Sir Ben Greet writes to Mrs. H. Clay Folger, Glen Cove, Long Island, USA. No street address, no state. But the mail goes through. The “due 2 cents” is a phrase that philatelists are familiar with. When the correspondent puts insufficient postage on an envelope or postcard, postal authorities have the option of sending it back for more postage or sending it on to collect the required additional fare on the receiving end. In this case, Mrs. Folger (or whomever took the mail delivery) may well have had to reach into their purse or pocket and produce the two Lincoln pennies to make the postman’s accounts for the day add up.

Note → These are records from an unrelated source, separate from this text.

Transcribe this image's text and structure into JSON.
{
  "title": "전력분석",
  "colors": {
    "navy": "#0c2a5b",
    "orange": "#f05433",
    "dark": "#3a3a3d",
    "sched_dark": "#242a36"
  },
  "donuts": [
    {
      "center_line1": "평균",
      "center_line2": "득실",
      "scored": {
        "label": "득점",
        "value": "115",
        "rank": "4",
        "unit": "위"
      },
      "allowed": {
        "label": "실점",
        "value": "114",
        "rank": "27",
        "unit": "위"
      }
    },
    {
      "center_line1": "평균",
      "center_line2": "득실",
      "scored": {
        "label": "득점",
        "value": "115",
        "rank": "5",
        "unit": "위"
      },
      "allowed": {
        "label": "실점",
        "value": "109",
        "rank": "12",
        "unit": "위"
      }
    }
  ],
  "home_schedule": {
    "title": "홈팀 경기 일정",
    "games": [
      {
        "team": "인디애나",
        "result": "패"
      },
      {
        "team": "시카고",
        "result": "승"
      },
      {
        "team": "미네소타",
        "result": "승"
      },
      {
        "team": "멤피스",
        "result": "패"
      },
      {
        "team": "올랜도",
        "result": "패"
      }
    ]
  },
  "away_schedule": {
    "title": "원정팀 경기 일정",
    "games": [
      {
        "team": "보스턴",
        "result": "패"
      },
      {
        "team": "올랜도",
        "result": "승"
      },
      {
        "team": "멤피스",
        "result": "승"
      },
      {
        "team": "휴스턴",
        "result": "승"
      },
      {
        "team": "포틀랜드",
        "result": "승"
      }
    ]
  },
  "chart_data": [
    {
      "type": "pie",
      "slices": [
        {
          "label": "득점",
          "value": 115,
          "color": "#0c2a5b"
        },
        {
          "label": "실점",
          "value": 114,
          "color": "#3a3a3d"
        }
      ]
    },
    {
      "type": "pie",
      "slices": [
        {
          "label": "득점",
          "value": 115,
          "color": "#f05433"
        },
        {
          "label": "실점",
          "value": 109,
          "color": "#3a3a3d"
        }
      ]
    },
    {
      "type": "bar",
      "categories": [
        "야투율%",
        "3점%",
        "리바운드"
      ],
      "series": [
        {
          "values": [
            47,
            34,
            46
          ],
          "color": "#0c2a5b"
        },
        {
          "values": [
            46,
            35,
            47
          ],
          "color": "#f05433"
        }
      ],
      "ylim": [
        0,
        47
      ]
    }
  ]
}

After Henry Folger died in June 1932, Emily evidently sent word to Greet, for she received the following letter in reply:
My dear Mrs. Folger
It is exceedingly kind of you to send me the lovely letter book and record of Henry Clay Folger. I have never forgotten the kind interest you two took in me and how little I felt I deserved it for I was never able to realise all I had hoped to do for our Shakespeare in America—
I really toiled there for twelve years unaided except such kind encouragement I had from a few good souls such as H. C. Folgers
and after fifteen years absence I returned in October 1929 for twenty weeks again in 1930 and God willing I am going to try a third time. Fortunately an old frien[d] that I came across in the early days is guiding me and I have been able to play to over one million people in every part of the United States—I am to return this October. They do love Shakespeare there the young people do and that is the story. Dr. Parkes Cadman [the Folgers’ British-born Congregational pastor in Brooklyn] was right when he said so beautifully that Shakespeare was there to lead your good man and thank God for Henry Clay Folger.

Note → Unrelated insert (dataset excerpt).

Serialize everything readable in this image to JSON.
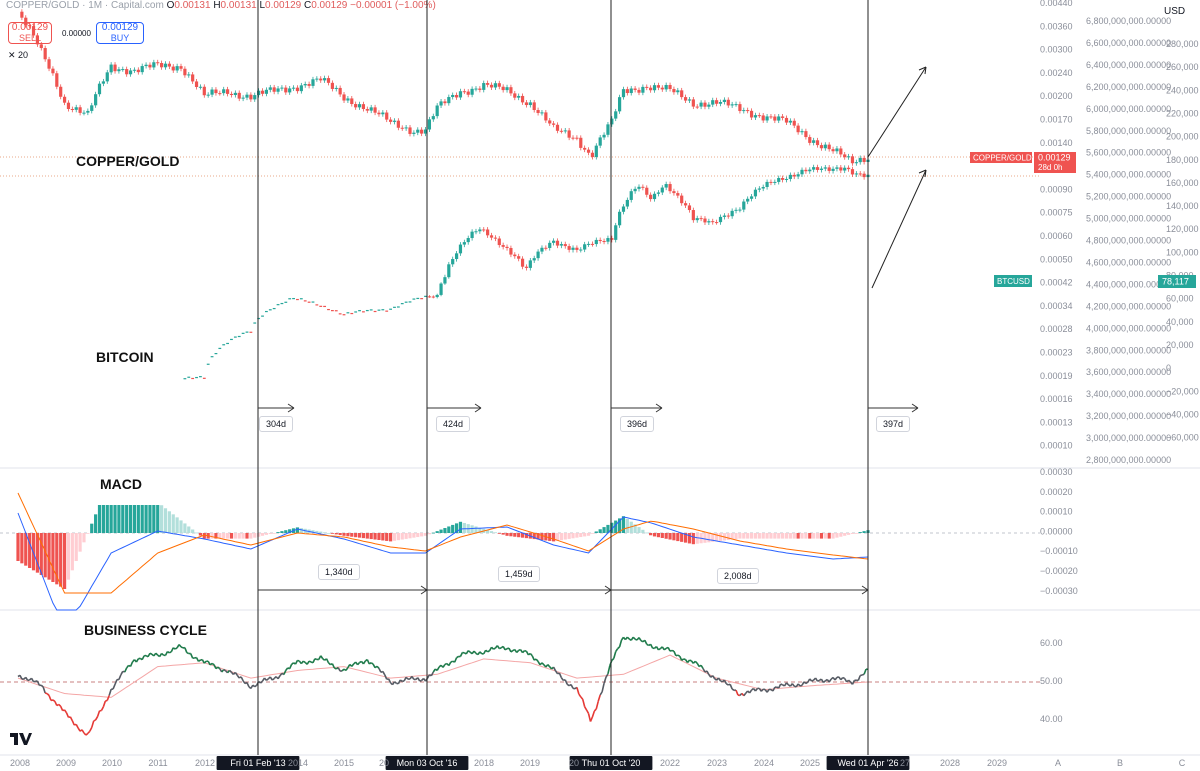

I am yours sincerely Philip Ben Greet
Indeed.
Here is a remarkably clear photograph of Sir Ben Greet at his desk, where he has written upside down the Shakespearean quote, “I could a tale unfold” (Hamlet 1.5). He is seated in a three-piece suit, writing at his desk.
It contains what may be the final correspondence between Greet and Emily Folger:
To Mrs Henry Clay Folger with kindest thoughts—??? the book finished I shall send a copy to the H. C. Folger Library. It might find a corner. Philip Ben Greet, 160 Lambeth Road, London SE 1.
Greet pays no attention to the postal guidance to write the address on the right side of the postcard. I myself often send a postcard with a full message and place it in an envelope. This is what Greet must have done. I did not find the envelope in Folger Archives Box 26, however. Your Honor, fess up. Has your philatelic obsession taken over?